Recent events on the international arena point to a potential global power shift. On October 5th, the OPEC+ countries announced that they will cut oil production and hence export to the West due to oil price deficit. At the U.N. rights council on October 6th the Western-led motion on human rights abuses by China against Uyghurs was rejected after 19 votes against and 11 abstentions. Several were Muslim countries.
The decisions bring future implications for global human rights and energy security. Oil production cuts have especially been met by frustration and partly due to the ongoing energy crisis in Europe, partly due to indications that Middle eastern countries are moving closer towards Russia and China at the expense of their Western relations.
Further, as the United States is signalling a potential withdrawal from the Yemen conflict, Russia and China may utilise the vacuum and enhance their relations with the UAE and Saudi Arabia. Hence, a potential power shift is evident in which authoritarian states develop closer ties distancing themselves from the U.S. and where Europe, struggling from energy shortage, will constitute a severe vulnerability in Western alliances.
KJ1: It is highly likely that Russia, China, and Iran will develop closer ties in the next 12 months.
- On August 31st 2000 Chinese troops were present as the Russian military drill Vostok 2022 started [source].
- During 2022 the trade between China and Russia has increased by around 30% [source].
- According to Western intelligence officials Iran has exported military equipment to Russia as well as offered financial assistance [source].
- In February of 2022, Russia and China proclaimed the prospects for future cooperation. Xi Jinping stated that Russian and Chinese cooperation has “no limits”.
- In March numbers showed that China’s import of Iranian oil had reached an all-time high [source].
- Russia is currently dependent on Chinese technology and electronic components for the aerospace industry.
- On September 15th Iran signed a memorandum to join the Shanghai Cooperation Organisation [source].
On October 17th several cities in Ukraine were targeted by the Iranian made “kamikaze drones” Shahed 136 [source].
- On October 18th Iranian military advisors were reportedly visiting a Russian military base in occupied Crimea [source].
KJ2: It is likely that Saudi Arabia and the UAE will distance themselves from the U.S. in the next 12 months.
- The U.S. Biden administration has ended its support of Saudi Arabia’s offensive operations in Yemen [source].
- According to U.S. intelligence services, Saudi Arabia started manufacturing ballistic missiles with Chinese support in 2021 [source].
- In December 2021 the UAE suspended its agreement with the U.S. to buy F35 fighter jets. The decision came as a reaction to U.S. attempts to limit UAE import of Chinese technology [source].
- On February 23rd the UAE announced its intention to buy Chinese L15 fighter jets [source].

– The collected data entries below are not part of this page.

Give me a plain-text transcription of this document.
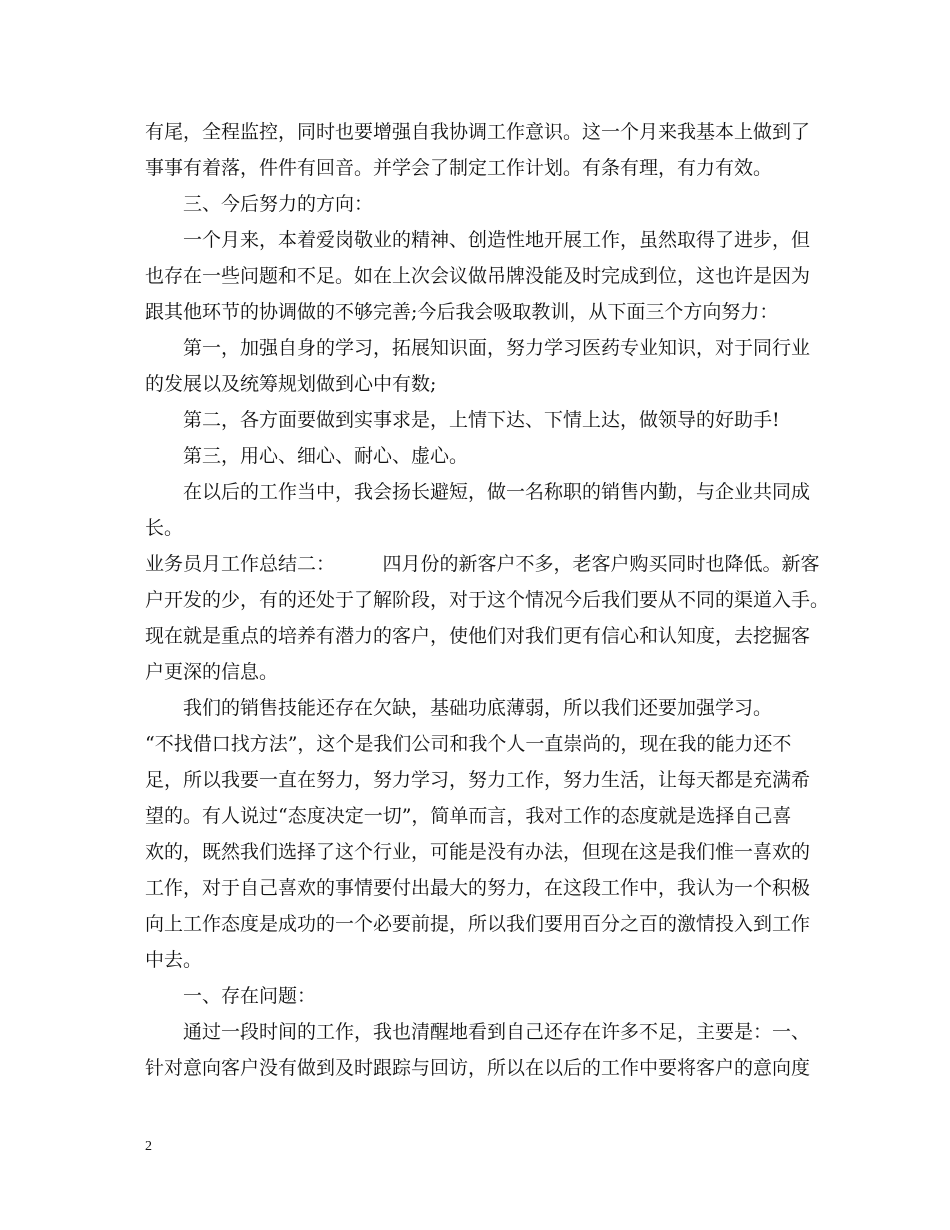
有尾，全程监控，同时也要增强自我协调工作意识。这一个月来我基本上做到了
事事有着落，件件有回音。并学会了制定工作计划。有条有理，有力有效。
　　三、今后努力的方向：
　　一个月来，本着爱岗敬业的精神、创造性地开展工作，虽然取得了进步，但
也存在一些问题和不足。如在上次会议做吊牌没能及时完成到位，这也许是因为
跟其他环节的协调做的不够完善;今后我会吸取教训，从下面三个方向努力：
　　第一，加强自身的学习，拓展知识面，努力学习医药专业知识，对于同行业
的发展以及统筹规划做到心中有数;
　　第二，各方面要做到实事求是，上情下达、下情上达，做领导的好助手!
　　第三，用心、细心、耐心、虚心。
　　在以后的工作当中，我会扬长避短，做一名称职的销售内勤，与企业共同成
长。
业务员月工作总结二：　　　四月份的新客户不多，老客户购买同时也降低。新客
户开发的少，有的还处于了解阶段，对于这个情况今后我们要从不同的渠道入手。
现在就是重点的培养有潜力的客户，使他们对我们更有信心和认知度，去挖掘客
户更深的信息。
　　我们的销售技能还存在欠缺，基础功底薄弱，所以我们还要加强学习。
“不找借口找方法”，这个是我们公司和我个人一直崇尚的，现在我的能力还不
足，所以我要一直在努力，努力学习，努力工作，努力生活，让每天都是充满希
望的。有人说过“态度决定一切”，简单而言，我对工作的态度就是选择自己喜
欢的，既然我们选择了这个行业，可能是没有办法，但现在这是我们惟一喜欢的
工作，对于自己喜欢的事情要付出最大的努力，在这段工作中，我认为一个积极
向上工作态度是成功的一个必要前提，所以我们要用百分之百的激情投入到工作
中去。
　　一、存在问题：
　　通过一段时间的工作，我也清醒地看到自己还存在许多不足，主要是：一、
针对意向客户没有做到及时跟踪与回访，所以在以后的工作中要将客户的意向度
2
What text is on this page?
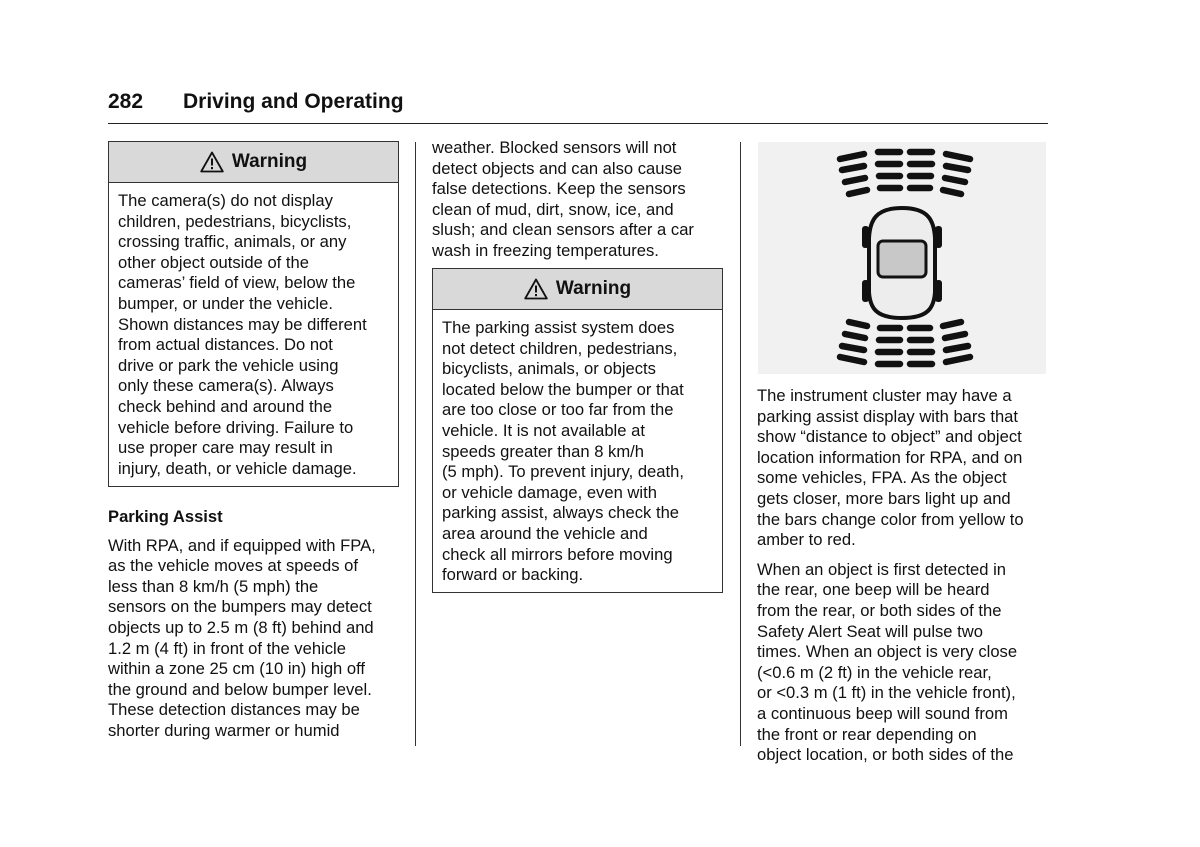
282 Driving and Operating
Warning
The camera(s) do not display
children, pedestrians, bicyclists,
crossing traffic, animals, or any
other object outside of the
cameras’ field of view, below the
bumper, or under the vehicle.
Shown distances may be different
from actual distances. Do not
drive or park the vehicle using
only these camera(s). Always
check behind and around the
vehicle before driving. Failure to
use proper care may result in
injury, death, or vehicle damage.
Parking Assist
With RPA, and if equipped with FPA,
as the vehicle moves at speeds of
less than 8 km/h (5 mph) the
sensors on the bumpers may detect
objects up to 2.5 m (8 ft) behind and
1.2 m (4 ft) in front of the vehicle
within a zone 25 cm (10 in) high off
the ground and below bumper level.
These detection distances may be
shorter during warmer or humid
weather. Blocked sensors will not
detect objects and can also cause
false detections. Keep the sensors
clean of mud, dirt, snow, ice, and
slush; and clean sensors after a car
wash in freezing temperatures.
Warning
The parking assist system does
not detect children, pedestrians,
bicyclists, animals, or objects
located below the bumper or that
are too close or too far from the
vehicle. It is not available at
speeds greater than 8 km/h
(5 mph). To prevent injury, death,
or vehicle damage, even with
parking assist, always check the
area around the vehicle and
check all mirrors before moving
forward or backing.
The instrument cluster may have a
parking assist display with bars that
show “distance to object” and object
location information for RPA, and on
some vehicles, FPA. As the object
gets closer, more bars light up and
the bars change color from yellow to
amber to red.
When an object is first detected in
the rear, one beep will be heard
from the rear, or both sides of the
Safety Alert Seat will pulse two
times. When an object is very close
(<0.6 m (2 ft) in the vehicle rear,
or <0.3 m (1 ft) in the vehicle front),
a continuous beep will sound from
the front or rear depending on
object location, or both sides of the
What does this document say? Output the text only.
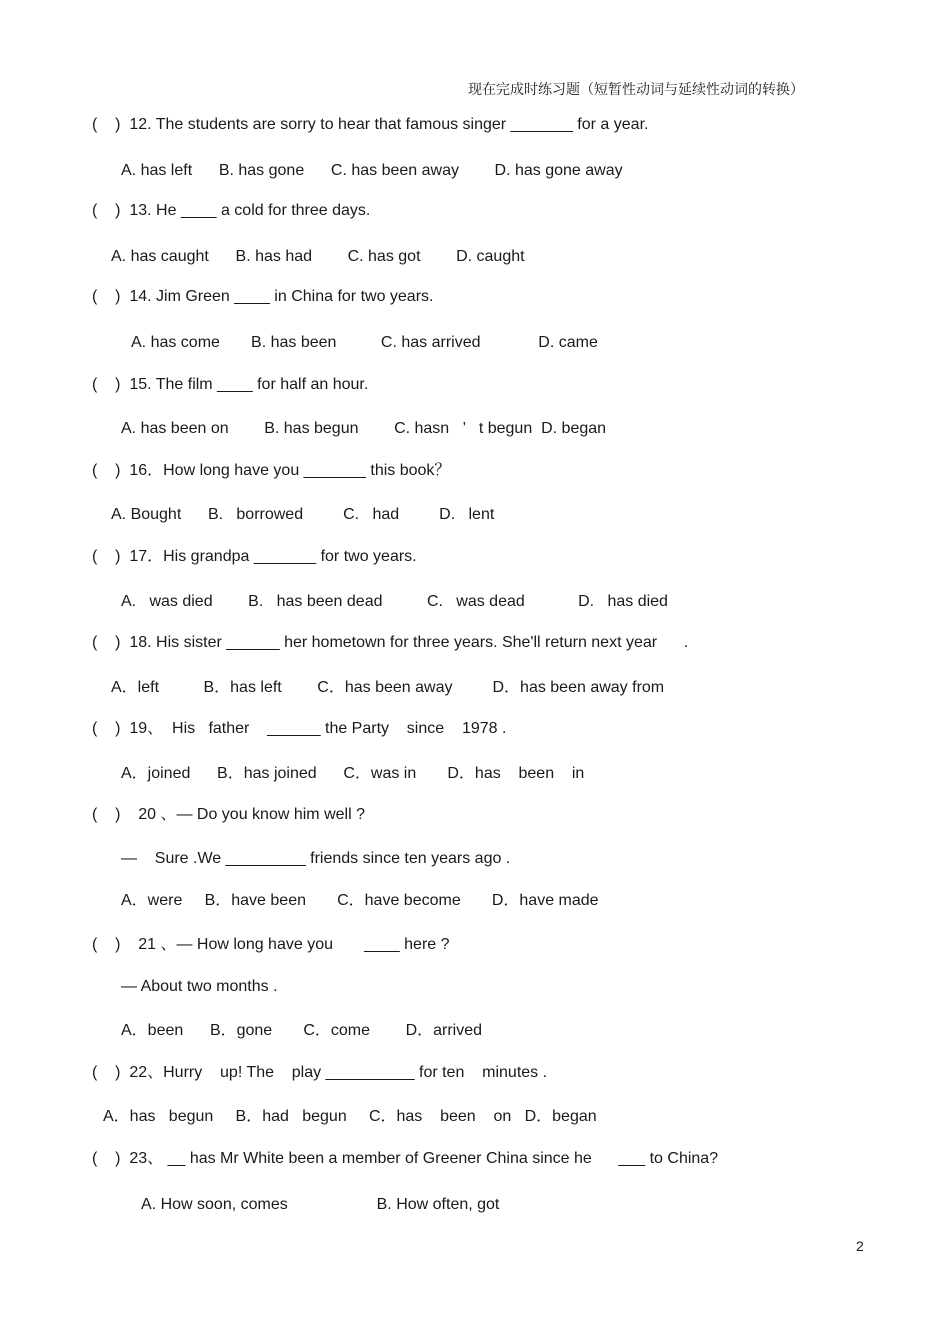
现在完成时练习题（短暂性动词与延续性动词的转换）
(    )  12. The students are sorry to hear that famous singer _______ for a year.
A. has left      B. has gone      C. has been away        D. has gone away
(    )  13. He ____ a cold for three days.
A. has caught      B. has had        C. has got        D. caught
(    )  14. Jim Green ____ in China for two years.
A. has come       B. has been          C. has arrived             D. came
(    )  15. The film ____ for half an hour.
A. has been on        B. has begun        C. hasn   ’   t begun  D. began
(    )  16．How long have you _______ this book？
A. Bought      B.   borrowed         C.   had         D.   lent
(    )  17．His grandpa _______ for two years.
A.   was died        B.   has been dead          C.   was dead            D.   has died
(    )  18. His sister ______ her hometown for three years. She'll return next year      .
A．left          B．has left        C．has been away         D．has been away from
(    )  19、  His   father    ______ the Party    since    1978 .
A．joined      B．has joined      C．was in       D．has    been    in
(    )    20 、— Do you know him well ?
—    Sure .We _________ friends since ten years ago .
A．were     B．have been       C．have become       D．have made
(    )    21 、— How long have you       ____ here ?
— About two months .
A．been      B．gone       C．come        D．arrived
(    )  22、Hurry    up! The    play __________ for ten    minutes .
A．has   begun     B．had   begun     C．has    been    on   D．began
(    )  23、 __ has Mr White been a member of Greener China since he      ___ to China?
A. How soon, comes                    B. How often, got
2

- On June 2nd Sergej Lavrov announced that the Gulf Cooperation Council will not impose sanctions on Russia [source].
- On July 13th the Iranian foreign ministry announced that talks with Saudi Arabia, pointing towards normalisation, will continue [source].
- On August 21st the UAE announced upgraded ties with Iran as their ambassador was to return to Tehran after 6 years [source].
- On October 5th the OPEC+ announced to cut its oil production by 2 million barrels per day. The decision was met by U.S. accusations on Saudi Arabia of aiding Russia [source].
- On October 6th, the UAE voted “no” on a U.N. motion condemning China’s treatment of its Uyghur minority [source].
- On October 7th the U.S. imposed sanctions on the Chinese chip industry severely harming China’s aviation development [source].
On October 11th the UAE president Sheikh Mohamed bin Zayed al-Nahyan met Vladimir Putin. The purpose of the meeting was to discuss “friendly relations” alongside “regional and international issues and developments of common interest” [source].
KJ3: It is highly likely that Western states will increasingly look to the Middle East for oil and gas supplies in the next 12 months.
- Several European countries has been phasing out nuclear power making them vulnerable to energy disturbances. Among them are Belgium, Germany, Spain and Switzerland [source].
- There are currently 29 operational Liquified Natural Gas (LNG) terminals in Europe and an additional 33 under construction [source].
- In early May the UAE started shipments of crude oil to Europe, the first such shipment in two years [source].
- On May 4th, Ursula von der Leyen announced a proposal to gradually phase out Russian oil and gas over a six month period to run in the latter half of 2022 [source].
- On June 15th the EU, Egypt and Israel signed a memorandum of understanding to boost LNG exports to Europe [source].
- On September 24th, German Chancellor Olaf Scholz visited Saudi Arabia, the UAE and Qatar to discuss import of LNG [source].
- After the OPEC+ oil production cuts on October 5th, the U.S. president Biden has released the country’s oil reserve to balance price levels [source].
- Saudi Arabia has raised the oil prices for U.S. exports after accusations of OPEC+ siding with Russia [source]. On September 7th Saudi Arabia cut crude oil prices to Europe by $4 per barrel [source].
- On October 11th Israel made an agreement with Lebanese Hezbollah which is expected to enable LNG shipments to Europe [source].
- Europe has been forced to find alternative energy sources due to Russian gas cuts. On October 18th dozens of cargo ships carrying Liquified Natural Gas were circling off the coasts of Spain. Due to a lack of “regasification” capacity the ships were unable to unload its cargo, pointing to the high demand [source].